November 23, 2009 § 44 Komentar

Dalam pidatonya di Istana Senin malam, Presiden Susilo Bambang Yudhoyono menyatakan tekadnya untuk memberantas mafia hukum. Pemerintah, katanya, juga akan membentuk Satgas Antimafia Hukum.

Saya ndak tahu bagaimana cara Presiden memberantas mafia dan berapa lama perang melawan mafia itu akan berlangsung. Tapi saya jadi teringat tentang upaya pemerintah Amerika Serikat memerangi gerombolan mafia di era 1980-an. Waktu itu, pemerintah federal sampai mengeluarkan orang-orang terbaiknya untuk menumpas serikat-serikat darah asal Sisilia itu.

Sejumlah benggolan mafia berhasil diseret ke balik terali besi. Sebagian lagi terpaksa didor. Salah satu kisah yang menarik dibaca di era perang melawan mafia itu adalah ketika pemerintah federal mulai menjangkau wilayah mafia yang paling basah: bisnis.
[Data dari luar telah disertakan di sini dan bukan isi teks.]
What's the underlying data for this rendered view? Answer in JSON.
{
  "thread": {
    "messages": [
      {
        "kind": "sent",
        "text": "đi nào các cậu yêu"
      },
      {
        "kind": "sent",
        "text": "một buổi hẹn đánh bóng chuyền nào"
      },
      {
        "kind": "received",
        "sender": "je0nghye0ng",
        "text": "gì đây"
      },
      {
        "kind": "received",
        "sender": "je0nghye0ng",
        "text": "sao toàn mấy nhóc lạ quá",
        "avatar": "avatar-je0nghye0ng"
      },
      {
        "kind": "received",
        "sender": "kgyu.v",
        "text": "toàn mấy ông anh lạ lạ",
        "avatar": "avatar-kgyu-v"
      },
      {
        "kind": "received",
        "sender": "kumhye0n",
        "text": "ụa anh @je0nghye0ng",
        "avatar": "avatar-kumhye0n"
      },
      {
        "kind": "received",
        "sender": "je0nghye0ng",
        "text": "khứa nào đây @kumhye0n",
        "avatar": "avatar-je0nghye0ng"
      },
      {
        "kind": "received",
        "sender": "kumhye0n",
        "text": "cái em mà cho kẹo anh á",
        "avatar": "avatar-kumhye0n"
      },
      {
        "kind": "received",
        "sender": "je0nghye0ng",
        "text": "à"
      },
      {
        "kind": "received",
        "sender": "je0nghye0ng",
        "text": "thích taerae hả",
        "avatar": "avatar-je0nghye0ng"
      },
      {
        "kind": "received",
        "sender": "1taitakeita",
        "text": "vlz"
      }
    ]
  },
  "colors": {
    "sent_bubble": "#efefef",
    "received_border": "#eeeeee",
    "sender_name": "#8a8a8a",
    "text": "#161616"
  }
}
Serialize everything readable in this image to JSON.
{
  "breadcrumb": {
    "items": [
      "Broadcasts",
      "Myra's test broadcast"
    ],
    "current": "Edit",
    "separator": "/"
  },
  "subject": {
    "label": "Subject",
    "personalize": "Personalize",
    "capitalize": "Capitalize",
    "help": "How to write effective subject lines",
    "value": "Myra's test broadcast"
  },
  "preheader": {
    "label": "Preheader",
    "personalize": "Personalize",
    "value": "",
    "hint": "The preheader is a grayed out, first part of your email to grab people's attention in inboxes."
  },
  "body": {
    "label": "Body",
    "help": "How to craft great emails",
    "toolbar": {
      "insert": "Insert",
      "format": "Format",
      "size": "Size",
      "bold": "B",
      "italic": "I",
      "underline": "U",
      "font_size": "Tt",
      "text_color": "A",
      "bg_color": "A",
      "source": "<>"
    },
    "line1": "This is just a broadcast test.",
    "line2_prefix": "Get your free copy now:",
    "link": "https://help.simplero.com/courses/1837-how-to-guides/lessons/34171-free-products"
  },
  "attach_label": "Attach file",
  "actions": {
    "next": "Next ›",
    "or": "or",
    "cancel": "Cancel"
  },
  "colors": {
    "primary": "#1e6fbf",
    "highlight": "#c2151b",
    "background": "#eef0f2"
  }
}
Saya mendapatkan kisah itu dari sebuah kliping lawas di tempat saya bekerja. Dan inilah, ceritanya …

Anthony Salerno, 75 tahun, adalah salah satu gembong yang pernah nangkring di peringkat paling atas dari 50 bos mafia di Amerika Serikat. Ia mengepalai sebuah konglomerat bawah tanah, dengan batas yang tak jelas antara bisnis sah dan terlarang.

Dia tinggal di Metropolitan Correctional Center di Manhattan. Rumah itu bersebelahan dengan Mahkamah Distrik Selatan Amerika Serikat, tempat dia dan beberapa anggota Komisi yang lain sekarang menjalani proses peradilan.

Kekuatan Salerno tidak semata-mata berasal dari posisinya sebagai kepala keluarga Genovese yang kuat, yang beranggotakan 300 bandit. Bahkan, sebelum terpilih menjadi bos pada 1980, ia sudah mengumpulkan uang lebih banyak ketimbang para pemimpin mafia lainnya, terutama dari kasino-kasino di Nevada dan Karibia.

Caranya ialah dengan menyisihkan pendapatan rumah-rumah judi itu, sebelum menentukan jumlah yang perlu dilaporkan ke jawatan pajak. Dari pendapatan seperti itu, dia kemudian menggalakkan bisnis membungakan uang.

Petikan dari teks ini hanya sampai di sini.